We applied this analysis to all responsive neurons among all animals and sessions; by activating M1, an enhanced desynchronisation was systematically observed (Fig. 3d, n = 778, 5 mice, p < 0.0001, Friedman test with Dunn’s multiple comparison). It is known that during desynchronised states, sensory information processing is enhanced both at the level of single neurons and in neuronal populations12,36,37,38,39. Overall, these results support our previous findings that M1 activation improved information transmission across vS1 neurons. The enhancement in the sensory evoked response in vS1 neurons and the desynchronisation following M1 activation led us to investigate the effect of M1 modulation on mouse detection performance.

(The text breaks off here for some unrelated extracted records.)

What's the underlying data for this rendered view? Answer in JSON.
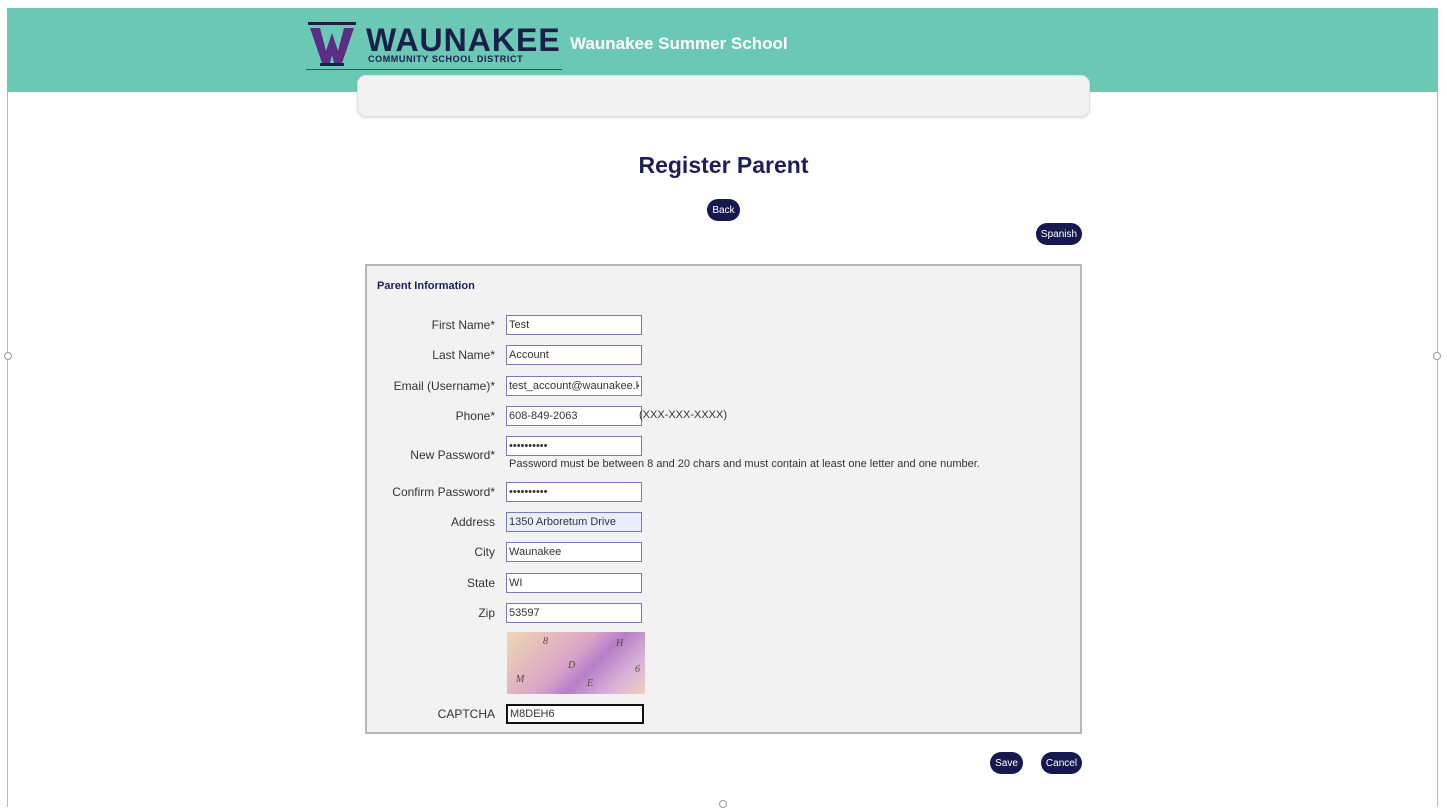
{
  "header": {
    "logo_mark": "W",
    "logo_name": "WAUNAKEE",
    "logo_subtitle": "COMMUNITY SCHOOL DISTRICT",
    "site_title": "Waunakee Summer School",
    "bg_color": "#6bc8b4"
  },
  "page": {
    "title": "Register Parent",
    "back_label": "Back",
    "spanish_label": "Spanish"
  },
  "form": {
    "legend": "Parent Information",
    "first_name": {
      "label": "First Name*",
      "value": "Test"
    },
    "last_name": {
      "label": "Last Name*",
      "value": "Account"
    },
    "email": {
      "label": "Email (Username)*",
      "value": "test_account@waunakee.k"
    },
    "phone": {
      "label": "Phone*",
      "value": "608-849-2063",
      "hint": "(XXX-XXX-XXXX)"
    },
    "new_password": {
      "label": "New Password*",
      "value": "••••••••••",
      "hint": "Password must be between 8 and 20 chars and must contain at least one letter and one number."
    },
    "confirm_password": {
      "label": "Confirm Password*",
      "value": "••••••••••"
    },
    "address": {
      "label": "Address",
      "value": "1350 Arboretum Drive"
    },
    "city": {
      "label": "City",
      "value": "Waunakee"
    },
    "state": {
      "label": "State",
      "value": "WI"
    },
    "zip": {
      "label": "Zip",
      "value": "53597"
    },
    "captcha_chars": [
      "8",
      "H",
      "D",
      "6",
      "M",
      "E"
    ],
    "captcha": {
      "label": "CAPTCHA",
      "value": "M8DEH6"
    }
  },
  "actions": {
    "save_label": "Save",
    "cancel_label": "Cancel",
    "button_color": "#16194f"
  }
}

M1 modulation enhances detection performance

Both electrophysiology and Ca2+ imaging experiments demonstrated an M1-induced gain modulation of vS1 neurons. The enhanced sensory representations were evident at the level of single neurons (Fig. 1c, e, and Fig. 2d) and at the population level (Fig. 1d, Fig. 2e). The M1-induced gain modulation also resulted in an increased number of vS1 neurons that responded to the whisker input (25% under control to 31% under M1 activation). We therefore hypothesised that the enhanced representations in the vS1 would improve the mouse’s ability to detect whisker stimuli. To determine the effect of M1 modulation on detection behaviour, we tested a simple detection task in awake head fixed mice while modulating M1 activity. As nocturnal animals, mice regularly use their whiskers to navigate and explore their surroundings. Depending on the behavioural state of the animal (active engagement or quiet wakefulness), the efficiency of sensory information processing is altered by neuromodulatory inputs like ACh8. Here, we investigated whether the observed enhancement in sensory processing through M1 receptors is reflected in the behavioural performance of mice.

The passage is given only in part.